I discussed it in a video where I compared him to Graeme Hick.

But it also means he has hit Test cricket at the age of 26, which is where he should be nearing his peak as a better.  Most players of his talent would be in the team earlier, which can be good and bad. You learn the game from playing it at Test level, but you are also scarred by failing more as a young person.

Iyer has been through the ups and downs before coming into the Test team. Really other than tweaks he will need to make to his game for outside Asia, he's a complete adult batter. So far he's played 46 games outside Asia in his professional career. You'd probably want more, but it's also not nothing.  Other than a rough go of it on the Indian A tour of 2018, he's done well away from home.

This innings had great signs that correlated with his first class record. A first class strike rate of 80 is great, but if you try to strike at that level in Tests, chances are you will fail - regardless of your talent.

But Iyer didn't go after all bowlers. To start with, in the first innings it was mostly the left-arm finger spinners, and then when Jamieson got tired. That's not hitting; it's good batting.  In the second innings he seemed to wait for the ball to go soft, again, excellent reading of what he needed to do.  When he was with Saha, and the game was in the balance, he manipulated the strike for a while. Not in an overt way, either. Strike control on the downlow.

The second innings impressed me more than the first one, and it reminded me of Joe Root's debut for its assurance. Root was younger, less experienced, and it was an away innings, but you saw him, and it was hard to see how he wouldn't play for England for a decade. Iyer's is at home, but these aren't cheap runs, he earned them. And in-game where only he has a hundred so far, and there are five 50s, and he has one of them; it's hard not to be a fan.

This wicket isn't bad, but it's tough, gritty, and a bit shifty. And really only Young, Latham and Ashwin have looked as composed as him.

And on top of his obstacles to get here, him having success hasn't been easy either.  Like to score his hundred, he had some bowlers to face.  Tim Southee is now clearly one of the best seamers we've ever seen in Asia.  Kyle Jamieson is still averaging a barely believable mark.

And Iyer's last game was 12 Feb 2019. The ones before that were in 2018. I don't even remember things back that far.  And the quality of bowling in his last first class hundred was not quite the same; Hardik Pandya opened the bowling.

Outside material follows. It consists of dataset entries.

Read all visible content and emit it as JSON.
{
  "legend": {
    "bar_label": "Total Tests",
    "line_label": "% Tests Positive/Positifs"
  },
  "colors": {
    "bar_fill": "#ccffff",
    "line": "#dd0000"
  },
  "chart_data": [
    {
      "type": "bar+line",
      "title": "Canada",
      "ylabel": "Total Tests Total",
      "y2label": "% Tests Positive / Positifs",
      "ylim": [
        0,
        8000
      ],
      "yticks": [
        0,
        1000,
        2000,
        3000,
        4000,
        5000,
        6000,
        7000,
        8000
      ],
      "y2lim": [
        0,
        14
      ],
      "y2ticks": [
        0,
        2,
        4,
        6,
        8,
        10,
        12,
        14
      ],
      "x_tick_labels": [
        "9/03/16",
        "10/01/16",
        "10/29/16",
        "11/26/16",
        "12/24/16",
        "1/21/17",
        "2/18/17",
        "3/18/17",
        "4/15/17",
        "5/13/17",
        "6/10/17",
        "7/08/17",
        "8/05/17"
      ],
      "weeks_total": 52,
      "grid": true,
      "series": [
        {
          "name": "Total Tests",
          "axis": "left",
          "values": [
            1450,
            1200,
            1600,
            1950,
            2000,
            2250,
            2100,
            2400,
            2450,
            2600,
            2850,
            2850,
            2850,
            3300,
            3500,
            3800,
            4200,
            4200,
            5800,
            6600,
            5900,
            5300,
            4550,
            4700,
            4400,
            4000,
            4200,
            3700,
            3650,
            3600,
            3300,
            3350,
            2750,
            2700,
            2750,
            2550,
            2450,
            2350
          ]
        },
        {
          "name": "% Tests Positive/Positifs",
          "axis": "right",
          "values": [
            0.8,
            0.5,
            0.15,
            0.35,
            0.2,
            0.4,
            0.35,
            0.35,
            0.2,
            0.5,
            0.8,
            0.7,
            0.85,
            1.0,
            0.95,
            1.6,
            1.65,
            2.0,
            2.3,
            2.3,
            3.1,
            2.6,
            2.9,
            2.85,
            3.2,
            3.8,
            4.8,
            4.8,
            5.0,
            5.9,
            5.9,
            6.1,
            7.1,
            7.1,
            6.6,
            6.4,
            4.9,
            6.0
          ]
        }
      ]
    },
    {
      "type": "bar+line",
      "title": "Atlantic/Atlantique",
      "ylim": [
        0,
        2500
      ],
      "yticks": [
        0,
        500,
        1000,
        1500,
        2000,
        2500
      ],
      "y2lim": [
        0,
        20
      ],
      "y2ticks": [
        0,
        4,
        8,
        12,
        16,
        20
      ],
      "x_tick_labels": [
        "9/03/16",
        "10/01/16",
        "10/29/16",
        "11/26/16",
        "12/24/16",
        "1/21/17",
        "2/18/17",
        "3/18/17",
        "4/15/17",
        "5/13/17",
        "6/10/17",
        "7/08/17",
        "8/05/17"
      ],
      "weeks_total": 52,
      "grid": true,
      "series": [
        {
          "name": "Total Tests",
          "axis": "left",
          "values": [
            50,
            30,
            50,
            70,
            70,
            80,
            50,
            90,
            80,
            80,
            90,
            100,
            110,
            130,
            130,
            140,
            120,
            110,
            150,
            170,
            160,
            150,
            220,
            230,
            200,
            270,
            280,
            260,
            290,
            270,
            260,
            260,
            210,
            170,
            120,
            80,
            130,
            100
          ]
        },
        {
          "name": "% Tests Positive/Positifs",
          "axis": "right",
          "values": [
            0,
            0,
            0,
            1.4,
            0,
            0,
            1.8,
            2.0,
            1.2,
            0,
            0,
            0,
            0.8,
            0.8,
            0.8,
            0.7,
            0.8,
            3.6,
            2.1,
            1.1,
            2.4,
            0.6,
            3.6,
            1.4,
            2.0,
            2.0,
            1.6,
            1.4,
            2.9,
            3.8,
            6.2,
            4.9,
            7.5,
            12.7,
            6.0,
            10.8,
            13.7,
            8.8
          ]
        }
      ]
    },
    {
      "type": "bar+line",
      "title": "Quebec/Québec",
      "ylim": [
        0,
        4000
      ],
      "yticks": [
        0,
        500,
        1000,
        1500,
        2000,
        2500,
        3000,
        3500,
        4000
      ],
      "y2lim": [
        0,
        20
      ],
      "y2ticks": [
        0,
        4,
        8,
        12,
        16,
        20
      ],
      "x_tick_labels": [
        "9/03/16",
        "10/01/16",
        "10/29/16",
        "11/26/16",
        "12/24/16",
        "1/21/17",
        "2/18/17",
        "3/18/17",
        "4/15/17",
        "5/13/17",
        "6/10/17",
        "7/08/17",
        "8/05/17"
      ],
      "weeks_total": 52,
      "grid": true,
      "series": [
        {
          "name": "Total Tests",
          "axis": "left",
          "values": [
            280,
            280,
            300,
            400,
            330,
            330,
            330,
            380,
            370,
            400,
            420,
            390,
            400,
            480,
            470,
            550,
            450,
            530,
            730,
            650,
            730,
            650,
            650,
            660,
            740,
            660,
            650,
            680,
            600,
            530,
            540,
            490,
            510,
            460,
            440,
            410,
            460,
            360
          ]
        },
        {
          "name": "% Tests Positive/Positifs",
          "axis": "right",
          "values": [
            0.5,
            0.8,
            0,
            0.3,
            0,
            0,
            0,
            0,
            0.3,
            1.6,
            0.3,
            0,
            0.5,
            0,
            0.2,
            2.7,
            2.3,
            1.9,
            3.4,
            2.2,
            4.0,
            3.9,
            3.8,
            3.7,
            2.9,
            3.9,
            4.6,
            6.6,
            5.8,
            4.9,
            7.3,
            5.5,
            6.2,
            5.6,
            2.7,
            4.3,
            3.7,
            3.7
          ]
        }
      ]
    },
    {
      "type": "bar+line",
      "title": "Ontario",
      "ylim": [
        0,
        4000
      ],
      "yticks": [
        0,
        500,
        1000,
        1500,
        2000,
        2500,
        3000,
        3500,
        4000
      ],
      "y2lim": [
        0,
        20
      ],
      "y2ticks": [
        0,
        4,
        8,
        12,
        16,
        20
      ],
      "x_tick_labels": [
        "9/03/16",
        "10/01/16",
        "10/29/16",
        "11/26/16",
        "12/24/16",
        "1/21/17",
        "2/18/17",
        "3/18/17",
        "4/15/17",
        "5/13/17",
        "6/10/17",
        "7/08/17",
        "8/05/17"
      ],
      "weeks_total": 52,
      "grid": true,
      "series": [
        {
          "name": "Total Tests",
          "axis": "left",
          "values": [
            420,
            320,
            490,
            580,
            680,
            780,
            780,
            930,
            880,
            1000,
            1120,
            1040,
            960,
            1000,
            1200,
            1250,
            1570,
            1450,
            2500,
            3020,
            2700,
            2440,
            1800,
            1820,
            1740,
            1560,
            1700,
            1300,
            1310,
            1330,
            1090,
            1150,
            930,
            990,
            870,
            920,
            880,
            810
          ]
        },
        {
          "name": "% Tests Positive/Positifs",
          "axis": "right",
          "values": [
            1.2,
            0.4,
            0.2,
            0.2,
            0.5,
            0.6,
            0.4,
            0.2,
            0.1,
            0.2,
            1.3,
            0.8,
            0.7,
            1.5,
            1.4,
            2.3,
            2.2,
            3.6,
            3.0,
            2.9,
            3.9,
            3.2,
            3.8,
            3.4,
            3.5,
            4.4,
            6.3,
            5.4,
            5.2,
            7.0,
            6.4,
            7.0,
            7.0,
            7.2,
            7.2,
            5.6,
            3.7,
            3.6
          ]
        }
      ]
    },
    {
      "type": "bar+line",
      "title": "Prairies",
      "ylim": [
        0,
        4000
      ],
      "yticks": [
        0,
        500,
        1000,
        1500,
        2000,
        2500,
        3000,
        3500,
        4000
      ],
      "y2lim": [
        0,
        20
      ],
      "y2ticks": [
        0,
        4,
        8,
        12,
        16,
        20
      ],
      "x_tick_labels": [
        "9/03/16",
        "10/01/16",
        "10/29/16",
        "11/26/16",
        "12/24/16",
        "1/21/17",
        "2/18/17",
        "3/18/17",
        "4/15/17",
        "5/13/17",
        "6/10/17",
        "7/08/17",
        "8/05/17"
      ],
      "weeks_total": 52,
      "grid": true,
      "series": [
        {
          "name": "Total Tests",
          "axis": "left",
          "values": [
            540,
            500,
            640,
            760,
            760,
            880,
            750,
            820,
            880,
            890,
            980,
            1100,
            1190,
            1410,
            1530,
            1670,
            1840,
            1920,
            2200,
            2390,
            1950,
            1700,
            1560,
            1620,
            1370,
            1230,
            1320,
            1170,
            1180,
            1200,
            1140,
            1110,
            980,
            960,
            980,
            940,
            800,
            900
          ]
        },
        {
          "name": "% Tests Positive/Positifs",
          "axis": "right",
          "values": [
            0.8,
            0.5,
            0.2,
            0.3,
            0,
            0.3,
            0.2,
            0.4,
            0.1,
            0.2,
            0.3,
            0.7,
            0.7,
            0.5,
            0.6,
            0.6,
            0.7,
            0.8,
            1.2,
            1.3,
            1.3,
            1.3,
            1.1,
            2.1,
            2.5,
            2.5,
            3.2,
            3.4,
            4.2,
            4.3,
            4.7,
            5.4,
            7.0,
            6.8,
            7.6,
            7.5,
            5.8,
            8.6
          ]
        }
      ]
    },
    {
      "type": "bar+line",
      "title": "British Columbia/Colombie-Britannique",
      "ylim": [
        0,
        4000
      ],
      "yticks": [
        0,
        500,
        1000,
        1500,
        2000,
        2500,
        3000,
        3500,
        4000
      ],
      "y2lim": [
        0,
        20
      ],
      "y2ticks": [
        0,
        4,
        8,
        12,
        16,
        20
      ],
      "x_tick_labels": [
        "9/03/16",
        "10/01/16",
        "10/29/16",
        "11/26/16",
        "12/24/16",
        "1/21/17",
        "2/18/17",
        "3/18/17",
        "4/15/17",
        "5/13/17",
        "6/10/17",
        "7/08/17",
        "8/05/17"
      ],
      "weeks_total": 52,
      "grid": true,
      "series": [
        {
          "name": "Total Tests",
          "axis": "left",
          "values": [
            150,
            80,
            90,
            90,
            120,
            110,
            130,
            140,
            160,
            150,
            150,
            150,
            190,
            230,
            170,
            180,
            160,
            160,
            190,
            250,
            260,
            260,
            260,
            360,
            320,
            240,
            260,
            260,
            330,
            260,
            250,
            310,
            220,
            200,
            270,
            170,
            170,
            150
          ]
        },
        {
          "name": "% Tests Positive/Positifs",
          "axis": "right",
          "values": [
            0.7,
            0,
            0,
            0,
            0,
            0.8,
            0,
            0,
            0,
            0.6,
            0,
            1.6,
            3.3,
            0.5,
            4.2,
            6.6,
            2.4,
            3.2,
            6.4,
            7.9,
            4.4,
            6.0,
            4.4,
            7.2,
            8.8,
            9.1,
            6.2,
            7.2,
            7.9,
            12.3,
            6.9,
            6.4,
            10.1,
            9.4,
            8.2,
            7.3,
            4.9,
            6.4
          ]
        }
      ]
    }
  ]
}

As I said in the video above, he profiles like a young Ajinkya Rahane. But he plays nothing like him on the field. But while many fans only want to remember Rahane his last few tortured years, he was an incredible travelling batter for India. Will Iyer be that. Who knows, fun times ahead. Am especially looking forward to the people who called for him to replace Rahane to turn on him when he has struggles with form.

Weirdly, there is still a chance, however small, of Iyer being dropped for Rahane or Pujara for the next Test.

It would be tough to overcome if that happened, but that's what Iyer has been doing for a long time.

But, even if that happens, and something else comes in his way, Iyer will probably be ok. There's a great story from his third first class match, which also happened to be at Green Park in Kanpur.  Mumbai fall to 67/5, and out in the middle is Iyer, who is wearing Shardul Thakar's kit because he left his back at the hotel. But even with the panic of not having his kit, and the wickets tumbling all around him, he takes on Praveen Kumar, and scores a near run a ball 75 and Mumbai win the game.

His first-innings hundred here wasn't as dramatic,  but India had lost wickets, and Iyer looked very nervous for a few balls. But then he just went about putting together a hundred with the Indian middle and lower order.

He got the best of the conditions in that innings. In this game, from overs 1-30, the average has been 36. From overs 30-80, it's been 80, and then with the second new ball, it's 17.  In the innings he was in at the eye of the storm. Agarwal and Jadeja were taken in an over.  And if there was a change in how he batted because of it, I didn't see it.  This was the better knock, but together, they're spectacular.

And a bit like the straight cap, Iyer has just batted as he saw fit from the start. His way, his style, his Test.